In 1989, fifteen years after Fear Eats the Soul, when the Berlin Wall came down and communism collapsed in Eastern Europe, a fatwah was placed on the life of Salman Rushdie.
There is no Muslim community in Fear Eats the Soul, only a group of Moroccan buddies in inhospitable territory. But by 1989 in Britain the Muslim community was becoming a force; they were no longer innocent like Ali, but active and persecutory themselves. Quickly they were able to pass around information about The Satanic Verses, organise for the book to be burned in Bolton and Bradford, and put pressure on both the publishers Penguin and the British government to have it banned.

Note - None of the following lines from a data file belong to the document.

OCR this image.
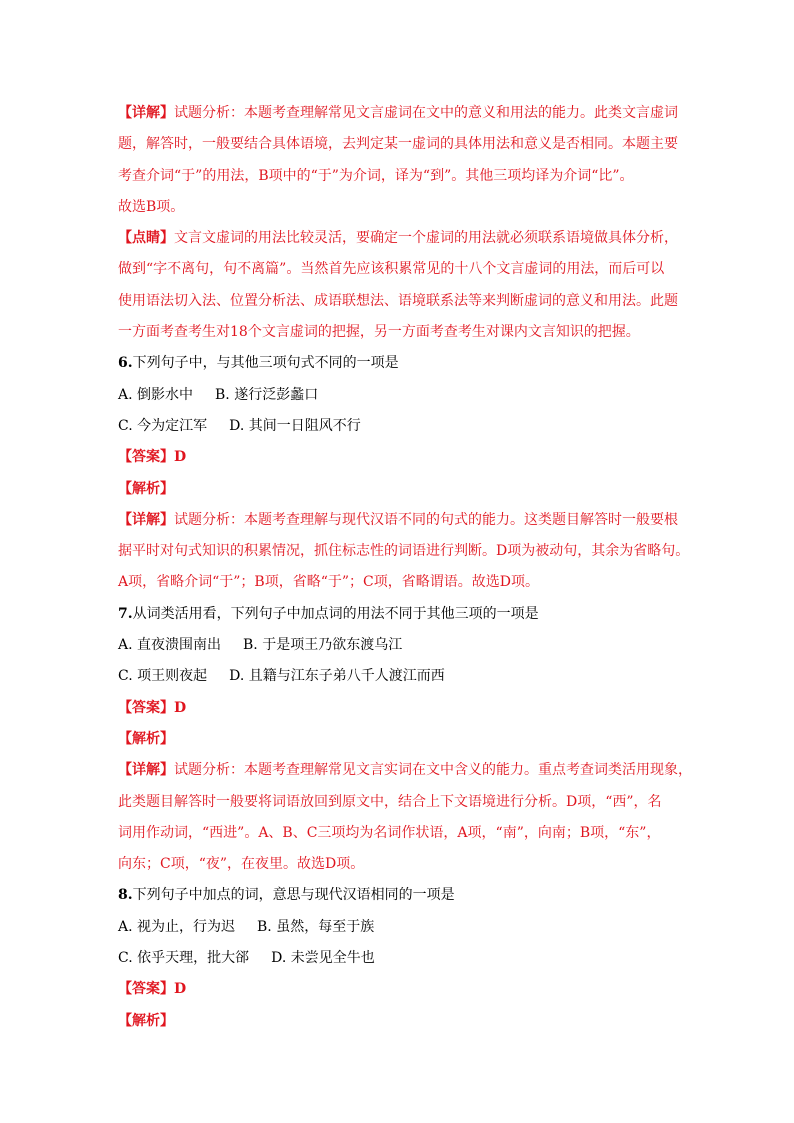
【详解】试题分析：本题考查理解常见文言虚词在文中的意义和用法的能力。此类文言虚词

题，解答时，一般要结合具体语境，去判定某一虚词的具体用法和意义是否相同。本题主要

考查介词“于”的用法，B项中的“于”为介词，译为“到”。其他三项均译为介词“比”。

故选B项。

【点睛】文言文虚词的用法比较灵活，要确定一个虚词的用法就必须联系语境做具体分析，

做到“字不离句，句不离篇”。当然首先应该积累常见的十八个文言虚词的用法，而后可以

使用语法切入法、位置分析法、成语联想法、语境联系法等来判断虚词的意义和用法。此题

一方面考查考生对18个文言虚词的把握，另一方面考查考生对课内文言知识的把握。

6.下列句子中，与其他三项句式不同的一项是

A. 倒影水中 B. 遂行泛彭蠡口

C. 今为定江军 D. 其间一日阻风不行

【答案】D

【解析】

【详解】试题分析：本题考查理解与现代汉语不同的句式的能力。这类题目解答时一般要根

据平时对句式知识的积累情况，抓住标志性的词语进行判断。D项为被动句，其余为省略句。

A项，省略介词“于”；B项，省略“于”；C项，省略谓语。故选D项。

7.从词类活用看，下列句子中加点词的用法不同于其他三项的一项是

A. 直夜溃围南出 B. 于是项王乃欲东渡乌江

C. 项王则夜起 D. 且籍与江东子弟八千人渡江而西

【答案】D

【解析】

【详解】试题分析：本题考查理解常见文言实词在文中含义的能力。重点考查词类活用现象，

此类题目解答时一般要将词语放回到原文中，结合上下文语境进行分析。D项，“西”，名

词用作动词，“西进”。A、B、C三项均为名词作状语，A项，“南”，向南；B项，“东”，

向东；C项，“夜”，在夜里。故选D项。

8.下列句子中加点的词，意思与现代汉语相同的一项是

A. 视为止，行为迟 B. 虽然，每至于族

C. 依乎天理，批大郤 D. 未尝见全牛也

【答案】D

【解析】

There’s no reason to think the Muslim community would be any more cohesive than any other. However, there was one issue which briefly brought these believers together. It wasn’t inequality, discrimination or hatred which created this organisation, but an insult. And it wasn’t the host community they were attacking, but another Muslim, a highly regarded writer. The community was a community because of its underlying religion. Being an immigrant wasn’t an identity, or enough of one, except for others. The ‘deviant’ Rushdie created a brief unity.
The Satanic Verses begins with a terrorist attack on an aeroplane, and this explosion presages the explosion of identities Rushdie explores in the book. As Rushdie himself put it, ‘How does newness come into the world? How is it born? Of what fusions, translations, conjoinings is it made?’